Democratic senators on Thursday announced legislation co-sponsored by Sen. John McCain (R-AZ) that would require major social media platforms to label political ads in much the same way they’re disclosed on television and radio.
The bill, The Honest Ads Act, comes in response to growing evidence that Russia exploited a number of social media platforms to interfere with the 2016 election and exacerbate divisions in U.S. political discourse. A companion bill, sponsored by Reps. Derek Kilmer (D-WA) and Mike Coffman (R-CO), is being introduced in the House.
“Our next election is only 383 days away. Russia will keep trying to divide our country and worse than that, we may have other foreign interests trying to divide our country,” Sen. Amy Klobuchar (D-MN) said in a press conference Thursday with fellow co-sponsor, Sen. Mark Warner (D-WA).
They stressed that, aside from what Russia did in the 2016 campaign, campaign transparency laws have not evolved fast enough to keep up with technological innovations.
The legislation would take a three-pronged approach to addressing foreign political interference on social media, according to a summary of the bill circulated by the sponsors. It would amend the 2002 Bipartisan Campaign Reform Act so that its electioneering communication requirements apply to internet and digital advertisements. It would require that major internet platforms—those with an average of 50 million or more monthly viewers—document when a person or a group has spent more than $500 total on electioneering ads. A publicly available file would include targeting info, total page views, purchasing rates and purchaser contact info for those ads. The bill also would require that internet platforms make “reasonable efforts to ensure that foreign individuals and entities are not purchasing political advertisements in order to influence the American electorate,” according to the summary.
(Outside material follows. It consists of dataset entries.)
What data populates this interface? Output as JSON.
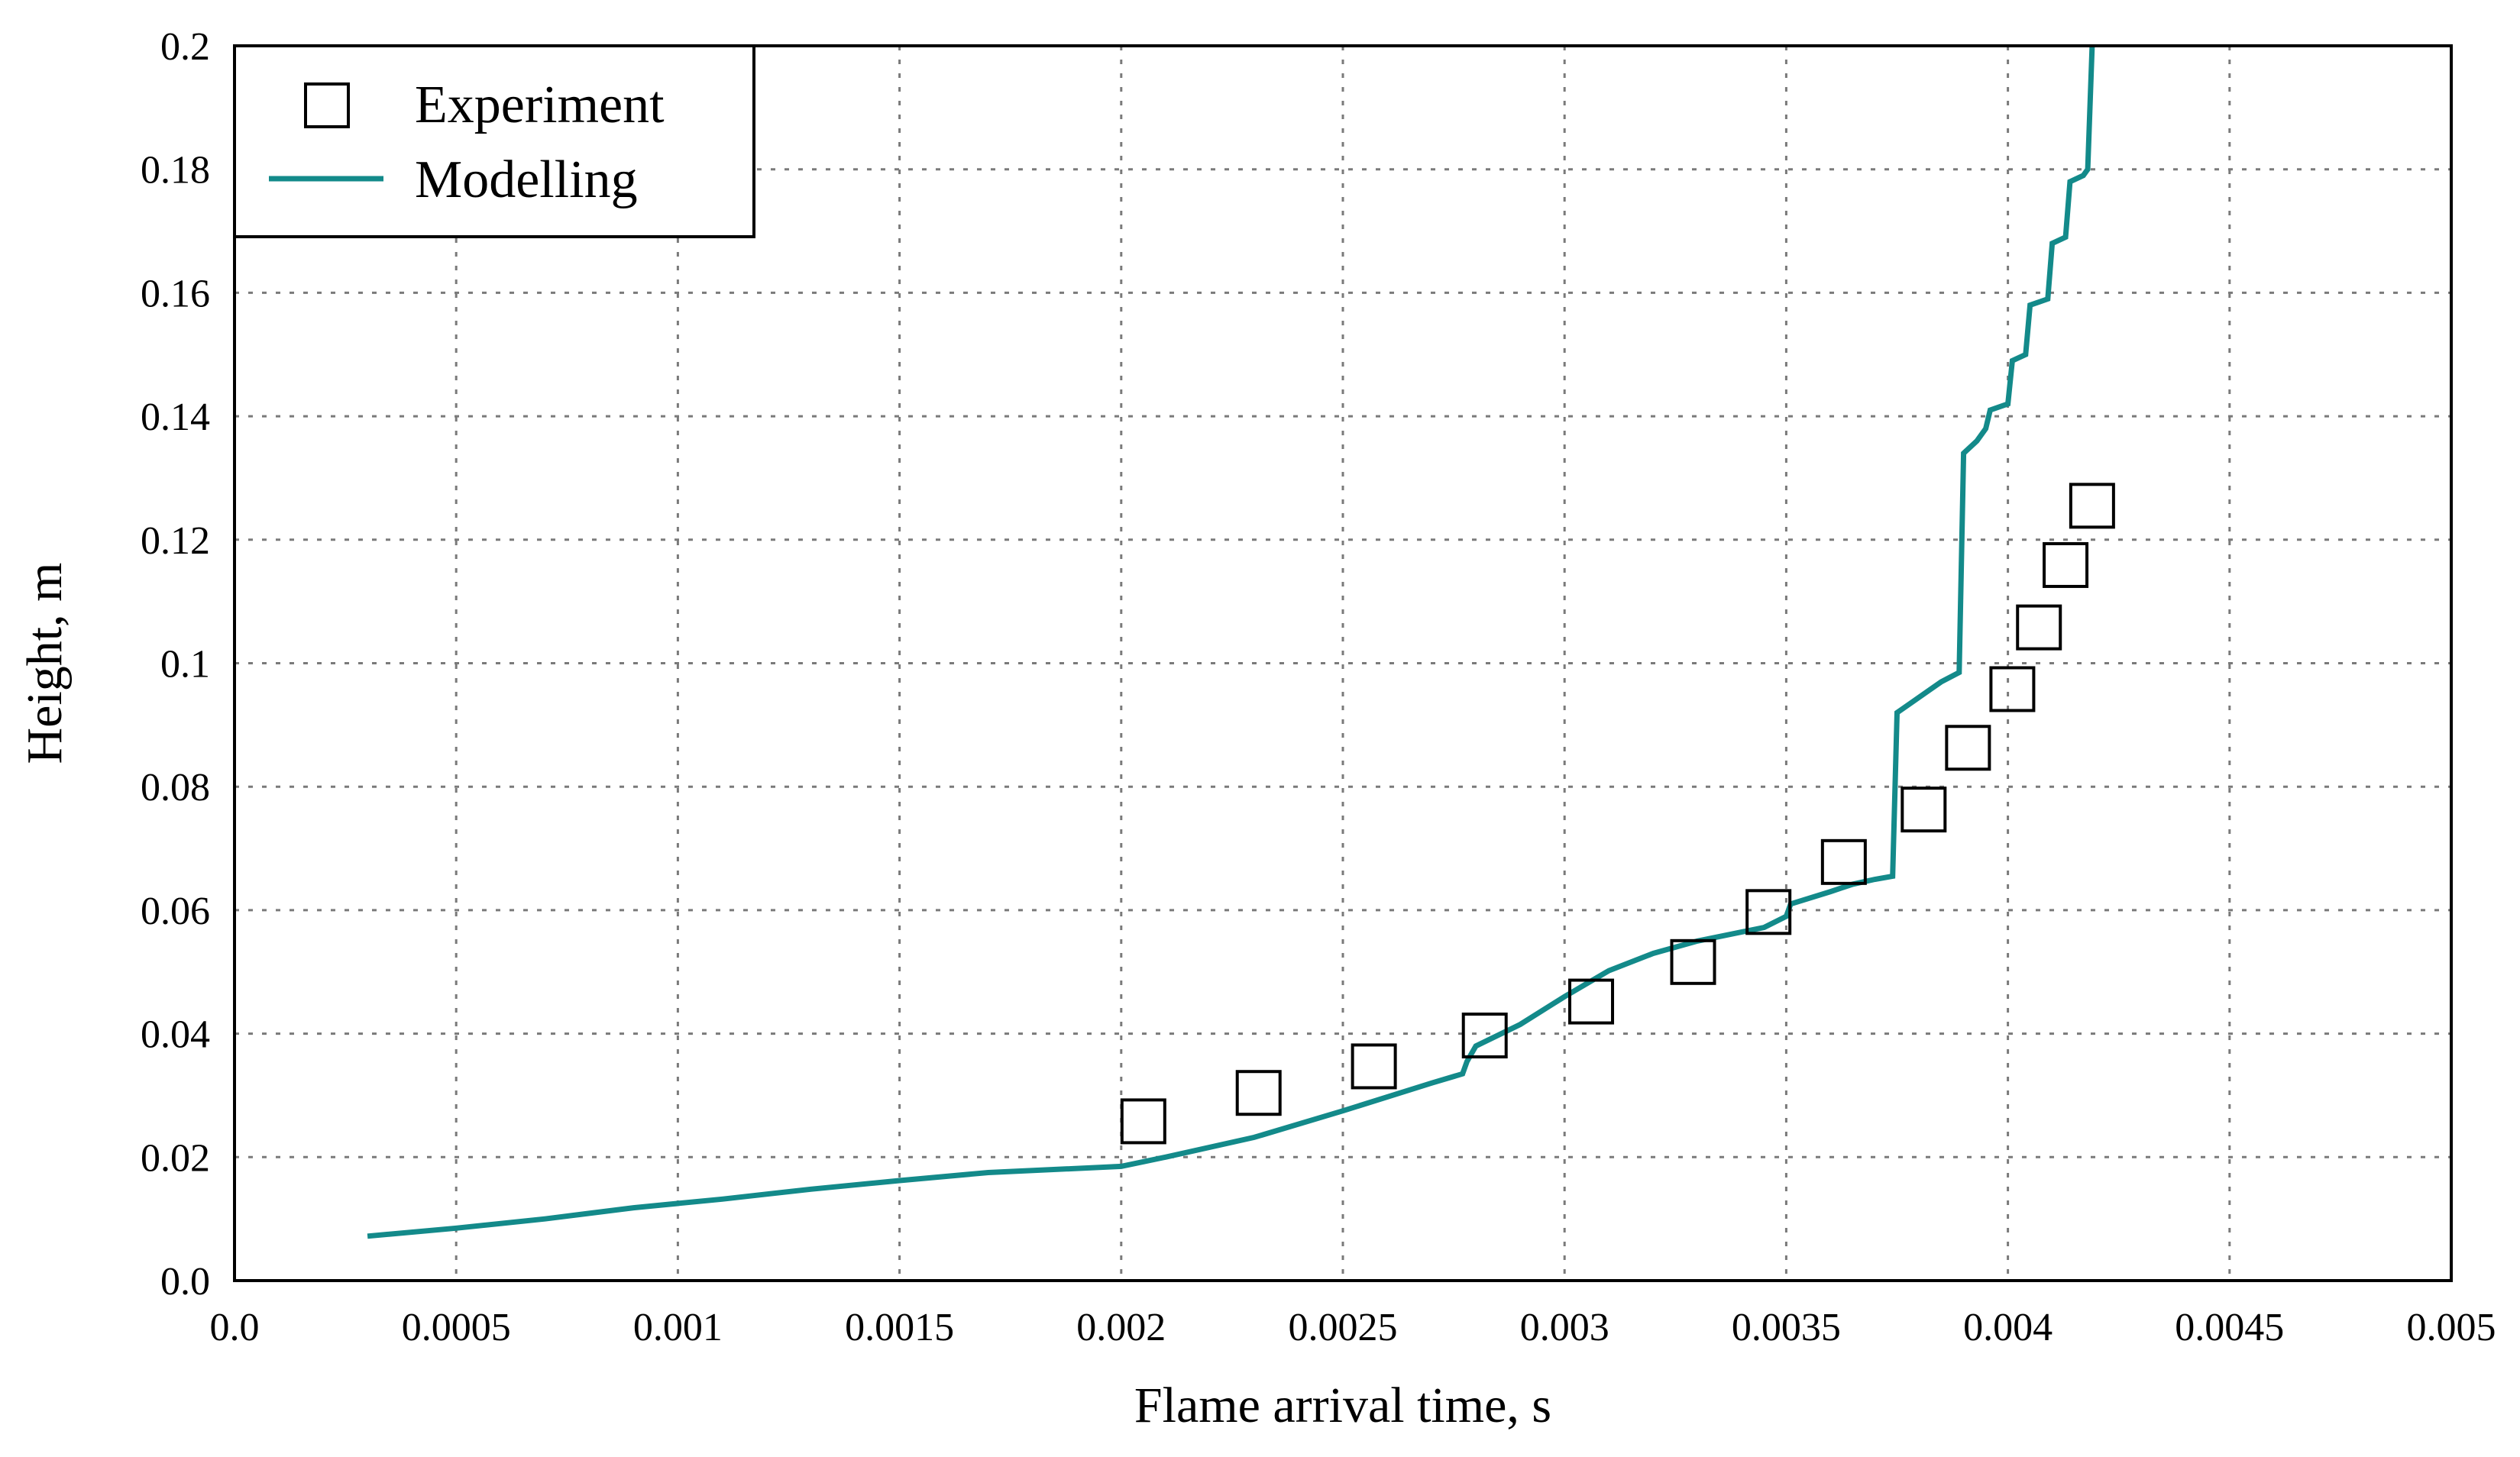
{
  "chart_data": {
    "type": "scatter",
    "title": "",
    "xlabel": "Flame arrival time, s",
    "ylabel": "Height, m",
    "xlim": [
      0.0,
      0.005
    ],
    "ylim": [
      0.0,
      0.2
    ],
    "x_ticks": [
      "0.0",
      "0.0005",
      "0.001",
      "0.0015",
      "0.002",
      "0.0025",
      "0.003",
      "0.0035",
      "0.004",
      "0.0045",
      "0.005"
    ],
    "y_ticks": [
      "0.0",
      "0.02",
      "0.04",
      "0.06",
      "0.08",
      "0.1",
      "0.12",
      "0.14",
      "0.16",
      "0.18",
      "0.2"
    ],
    "grid": true,
    "legend_position": "top-left",
    "colors": {
      "experiment": "#000000",
      "modelling": "#138a8a"
    },
    "series": [
      {
        "name": "Experiment",
        "kind": "marker-square",
        "points": [
          [
            0.00205,
            0.0258
          ],
          [
            0.00231,
            0.0304
          ],
          [
            0.00257,
            0.0347
          ],
          [
            0.00282,
            0.0397
          ],
          [
            0.00306,
            0.0452
          ],
          [
            0.00329,
            0.0516
          ],
          [
            0.00346,
            0.0597
          ],
          [
            0.00363,
            0.0678
          ],
          [
            0.00381,
            0.0763
          ],
          [
            0.00391,
            0.0863
          ],
          [
            0.00401,
            0.0958
          ],
          [
            0.00407,
            0.1058
          ],
          [
            0.00413,
            0.1159
          ],
          [
            0.00419,
            0.1255
          ]
        ]
      },
      {
        "name": "Modelling",
        "kind": "line",
        "points": [
          [
            0.0003,
            0.0072
          ],
          [
            0.0005,
            0.0085
          ],
          [
            0.0007,
            0.01
          ],
          [
            0.0009,
            0.0118
          ],
          [
            0.0011,
            0.0132
          ],
          [
            0.0013,
            0.0148
          ],
          [
            0.0015,
            0.0162
          ],
          [
            0.0017,
            0.0175
          ],
          [
            0.002,
            0.0185
          ],
          [
            0.0021,
            0.02
          ],
          [
            0.0023,
            0.0232
          ],
          [
            0.0025,
            0.0275
          ],
          [
            0.0027,
            0.032
          ],
          [
            0.00277,
            0.0335
          ],
          [
            0.00278,
            0.0355
          ],
          [
            0.0028,
            0.038
          ],
          [
            0.0029,
            0.0415
          ],
          [
            0.003,
            0.046
          ],
          [
            0.0031,
            0.0502
          ],
          [
            0.0032,
            0.053
          ],
          [
            0.0033,
            0.055
          ],
          [
            0.00345,
            0.0572
          ],
          [
            0.0035,
            0.059
          ],
          [
            0.00351,
            0.061
          ],
          [
            0.0036,
            0.063
          ],
          [
            0.00365,
            0.0642
          ],
          [
            0.0037,
            0.065
          ],
          [
            0.00374,
            0.0655
          ],
          [
            0.00375,
            0.092
          ],
          [
            0.00378,
            0.0935
          ],
          [
            0.00382,
            0.0955
          ],
          [
            0.00385,
            0.097
          ],
          [
            0.00389,
            0.0985
          ],
          [
            0.0039,
            0.134
          ],
          [
            0.00393,
            0.136
          ],
          [
            0.00395,
            0.138
          ],
          [
            0.00396,
            0.141
          ],
          [
            0.004,
            0.142
          ],
          [
            0.00401,
            0.149
          ],
          [
            0.00404,
            0.15
          ],
          [
            0.00405,
            0.158
          ],
          [
            0.00409,
            0.159
          ],
          [
            0.0041,
            0.168
          ],
          [
            0.00413,
            0.169
          ],
          [
            0.00414,
            0.178
          ],
          [
            0.00417,
            0.179
          ],
          [
            0.00418,
            0.18
          ],
          [
            0.00419,
            0.2
          ]
        ]
      }
    ]
  }
}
Tech companies have been resistant to past attempts to regulate them, and Warner previously has been critical of social media platforms’ slowness to cooperate with the Russia investigation underway at Senate Intelligence Committee, which he vice-chairs. Warner said Thursday that “it is in their own self interest to work with us,” pointing to the consumer trust that those companies depend on, and called the legislation a “light touch approach.”
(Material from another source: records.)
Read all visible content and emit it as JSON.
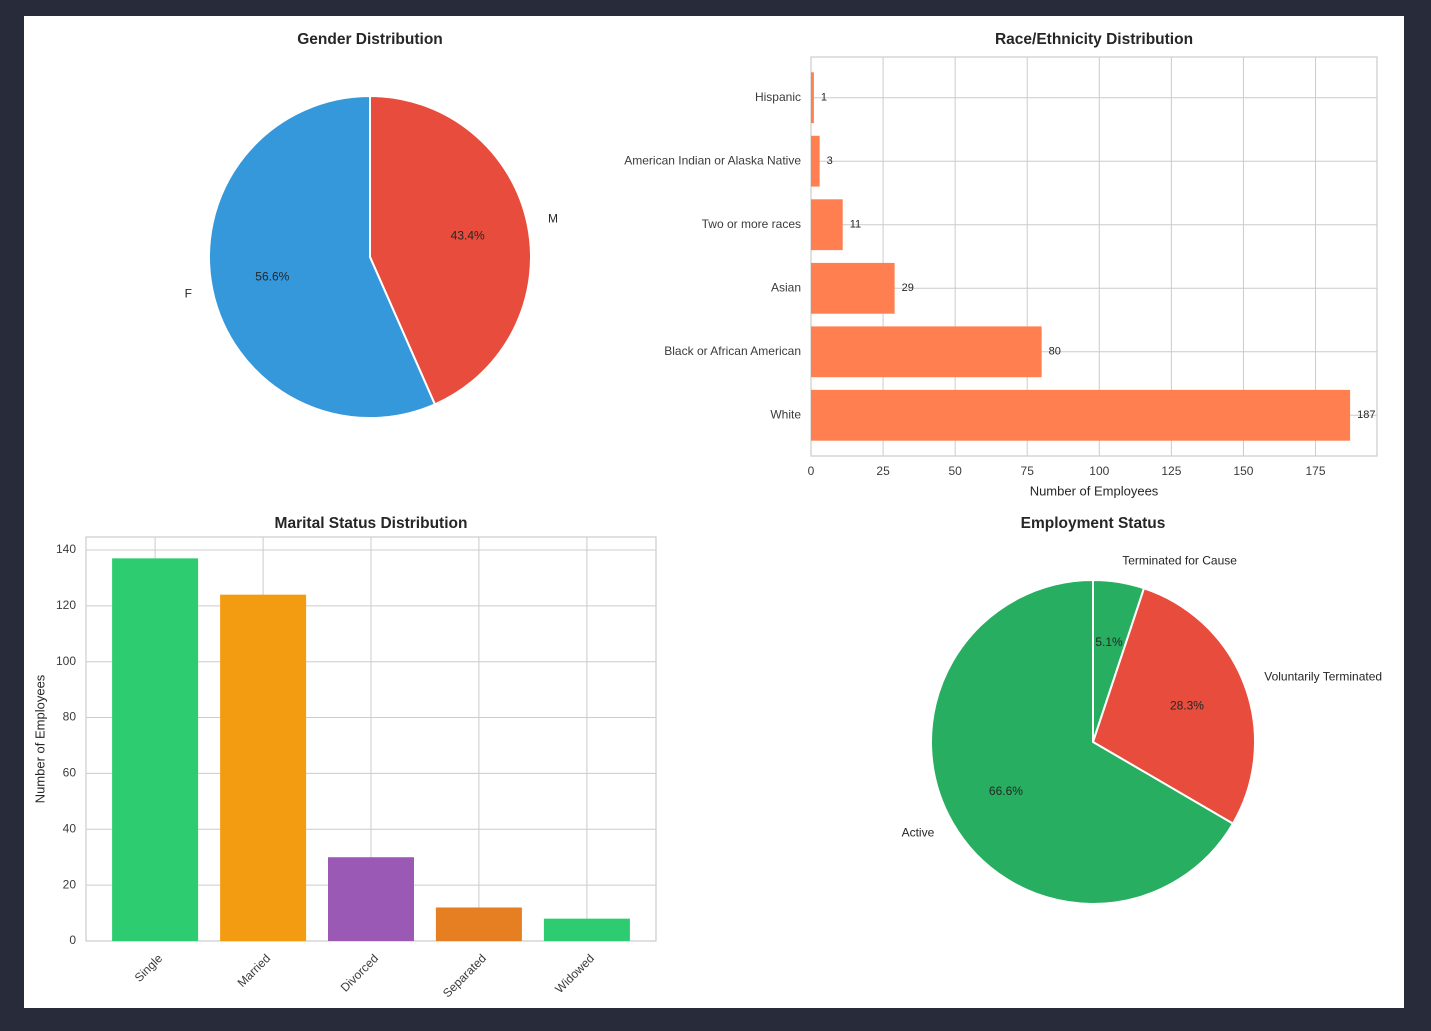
{
  "figure": {
    "background": "#282c3a",
    "canvas_background": "#ffffff",
    "text_color": "#262626",
    "grid_color": "#cccccc"
  },
  "chart_data": [
    {
      "type": "pie",
      "title": "Gender Distribution",
      "start_angle": "top",
      "direction": "clockwise",
      "slices": [
        {
          "label": "M",
          "pct": 43.4,
          "pct_label": "43.4%",
          "color": "#e74c3c"
        },
        {
          "label": "F",
          "pct": 56.6,
          "pct_label": "56.6%",
          "color": "#3498db"
        }
      ]
    },
    {
      "type": "bar",
      "orientation": "horizontal",
      "title": "Race/Ethnicity Distribution",
      "xlabel": "Number of Employees",
      "categories": [
        "Hispanic",
        "American Indian or Alaska Native",
        "Two or more races",
        "Asian",
        "Black or African American",
        "White"
      ],
      "values": [
        1,
        3,
        11,
        29,
        80,
        187
      ],
      "value_labels": [
        "1",
        "3",
        "11",
        "29",
        "80",
        "187"
      ],
      "xticks": [
        0,
        25,
        50,
        75,
        100,
        125,
        150,
        175
      ],
      "xlim": [
        0,
        196.35
      ],
      "bar_color": "#ff7f50",
      "grid": true
    },
    {
      "type": "bar",
      "orientation": "vertical",
      "title": "Marital Status Distribution",
      "ylabel": "Number of Employees",
      "categories": [
        "Single",
        "Married",
        "Divorced",
        "Separated",
        "Widowed"
      ],
      "values": [
        137,
        124,
        30,
        12,
        8
      ],
      "bar_colors": [
        "#2ecc71",
        "#f39c12",
        "#9b59b6",
        "#e67e22",
        "#2ecc71"
      ],
      "yticks": [
        0,
        20,
        40,
        60,
        80,
        100,
        120,
        140
      ],
      "ylim": [
        0,
        144.6
      ],
      "grid": true
    },
    {
      "type": "pie",
      "title": "Employment Status",
      "start_angle": "top",
      "direction": "clockwise",
      "slices": [
        {
          "label": "Terminated for Cause",
          "pct": 5.1,
          "pct_label": "5.1%",
          "color": "#27ae60"
        },
        {
          "label": "Voluntarily Terminated",
          "pct": 28.3,
          "pct_label": "28.3%",
          "color": "#e74c3c"
        },
        {
          "label": "Active",
          "pct": 66.6,
          "pct_label": "66.6%",
          "color": "#27ae60"
        }
      ]
    }
  ]
}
Facebook said in a statement from its U.S. public policy vice president, Erin Egan, that it stood “with lawmakers in their effort to achieve transparency in political advertising” and that it looked “forward to continuing the conversation with lawmakers as we work toward a legislative solution.”
A Twitter spokesperson said that the company looked “forward to engaging with Congress and the FEC on these issues.”
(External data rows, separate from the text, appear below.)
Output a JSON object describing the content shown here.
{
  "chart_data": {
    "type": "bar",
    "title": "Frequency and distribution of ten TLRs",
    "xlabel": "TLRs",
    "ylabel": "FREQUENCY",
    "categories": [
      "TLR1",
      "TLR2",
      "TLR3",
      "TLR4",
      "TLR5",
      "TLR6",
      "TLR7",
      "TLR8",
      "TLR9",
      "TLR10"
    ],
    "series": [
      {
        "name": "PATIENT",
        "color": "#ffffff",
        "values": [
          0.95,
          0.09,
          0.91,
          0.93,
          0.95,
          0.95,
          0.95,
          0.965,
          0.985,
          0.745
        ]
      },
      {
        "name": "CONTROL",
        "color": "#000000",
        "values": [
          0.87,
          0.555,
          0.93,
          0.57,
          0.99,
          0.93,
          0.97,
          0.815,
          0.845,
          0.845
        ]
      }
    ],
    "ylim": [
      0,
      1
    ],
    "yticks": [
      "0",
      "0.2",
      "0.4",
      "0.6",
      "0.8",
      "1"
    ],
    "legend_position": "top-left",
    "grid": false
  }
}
A Google spokesperson said that the company supports “efforts to improve transparency, enhance disclosures, and reduce foreign abuse” and will “work closely with lawmakers, the FEC, and the industry to explore the best solutions.”
All three companies have been invited to testify publicly in front of the Senate Intel panel next month, and the House Intelligence Committee is working on its own open hearing on Russia’s use of social media.
Warner said that there have been discussions with other lawmakers to co-sponsor the bill, and other members of the Intel Committee are waiting for the November hearing to hear what tech companies have to say about the proposal.
Update: This story has been updated to include a response from Google.